Step 3: Testing the Network

Open two terminal windows. In the first, launch the Ryu controller with your script:

ryu-manager my_switch.py

In the second terminal, use Mininet to create a topology with one switch and three hosts. We will point it to our local Ryu controller:

sudo mn --topo single,3 --mac --controller remote,ip=127.0.0.1,port=6633 --switch ovsk,protocols=OpenFlow13

Once the Mininet CLI (mininet>) is ready, run a connectivity test:

mininet> pingall

The first ping typically shows higher latency (around 50-100ms) as the controller processes the unknown MAC address. Subsequent pings will drop to sub-millisecond levels. This happens because OVS is now handling the traffic in the kernel, bypassing the controller entirely.

Peeking Under the Hood

The best part of SDN is the visibility. To see exactly how the switch is making decisions, open a third terminal and run:

sudo ovs-ofctl -O OpenFlow13 dump-flows s1

You will see a rule like priority=1,in_port=1,eth_dst=00:00:00:00:00:02 actions=output:2. This is the exact instruction the Ryu controller sent to the switch hardware. Unlike traditional “black box” switches, you can see every single rule determining a packet’s fate.

Real-World Deployment Lessons

Moving from a lab to a production cluster requires focusing on high availability. When I first deployed OVS with Ryu in a staging environment, I realized that the controller is a single point of failure. If the controller crashes, your switches become “dumb” and stop forwarding traffic.

To solve this, I now use a 3-node Ryu cluster behind a load balancer.

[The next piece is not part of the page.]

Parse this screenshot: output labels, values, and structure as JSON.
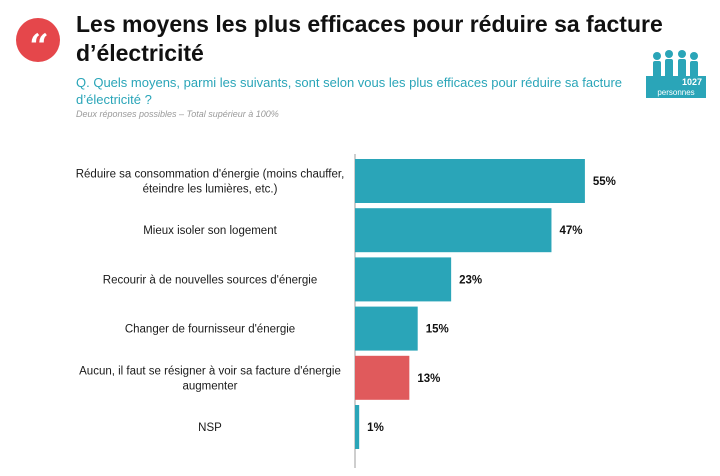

I also configure OVS to use multiple controller IPs. This ensures that even during a software update, the data plane stays up. In over six months of operation, we haven’t seen a single network-wide outage caused by the SDN logic.

Final Thoughts

Building an SDN moves the complexity from thick hardware manuals to manageable Python code. This shift allows you to prototype features like custom firewalls or automated network slicing in hours rather than weeks. While you have to learn flow-based logic, the flexibility is worth the effort. If you want to automate your infrastructure, these three tools are the best place to begin.